Force? What force? It’s made to encourage.
If you can’t identify something for what it is, then you’re just deluding yourself.
Except you didn’t.
Except it isn’t. It doesn’t take a “hardcore” player to organize a schedule for when to play. People will then find the schedules that they can go along with.
You choose to play alone.
If your schedule is so erratic that you can’t schedule anything, then this game will have many things unavailable to you. Winning against premades as a premade being one of them.
Yet to see any non-self-serving argument coming from you. No consideration for the big picture or the social design of the game itself.
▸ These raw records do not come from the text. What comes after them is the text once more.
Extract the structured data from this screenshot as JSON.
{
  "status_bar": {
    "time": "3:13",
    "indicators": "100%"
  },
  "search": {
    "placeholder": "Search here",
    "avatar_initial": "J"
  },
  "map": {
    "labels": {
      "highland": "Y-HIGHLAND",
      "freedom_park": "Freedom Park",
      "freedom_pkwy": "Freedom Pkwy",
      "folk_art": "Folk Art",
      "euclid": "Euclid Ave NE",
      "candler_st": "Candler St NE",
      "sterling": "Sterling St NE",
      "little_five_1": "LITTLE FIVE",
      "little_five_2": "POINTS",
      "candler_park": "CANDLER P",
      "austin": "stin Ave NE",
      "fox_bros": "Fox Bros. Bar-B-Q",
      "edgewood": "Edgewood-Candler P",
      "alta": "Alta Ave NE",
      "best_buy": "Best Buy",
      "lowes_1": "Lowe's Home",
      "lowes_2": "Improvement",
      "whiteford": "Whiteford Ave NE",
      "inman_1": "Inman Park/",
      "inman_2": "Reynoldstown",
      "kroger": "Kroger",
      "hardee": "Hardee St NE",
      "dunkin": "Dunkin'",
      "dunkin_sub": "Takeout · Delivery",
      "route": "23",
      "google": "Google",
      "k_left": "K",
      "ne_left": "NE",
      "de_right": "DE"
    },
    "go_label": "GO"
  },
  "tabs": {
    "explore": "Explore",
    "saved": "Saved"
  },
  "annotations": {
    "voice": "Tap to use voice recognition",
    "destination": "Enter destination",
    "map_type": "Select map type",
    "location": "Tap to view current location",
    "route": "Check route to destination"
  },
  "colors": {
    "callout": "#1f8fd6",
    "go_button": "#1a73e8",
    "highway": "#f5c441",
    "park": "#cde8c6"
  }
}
Only seen a bunch of manipulation techniques from you thus far.
“10 ways to get to a yes”
“How to win an argument” so on and so forth. Lots of self-help books provides those little tricks, and youtube channels.
The root of the problem with your perspective is that you don’t even consider the fact that a game can actually be designed to not be for everyone. That a game can actually keep content away from you because it requires commitment and engaging socially in order to accomplish it.
You just want it to be easier for you and more accessible to you without the need to do all those things, and without caring at all about the consequences. That’s what’s called ‘catering to casuals’.
You’ve got retail for that, and many other games. Retail is a game designed to make the player feel empowered with minimal effort, and requires very little time to accomplish most things.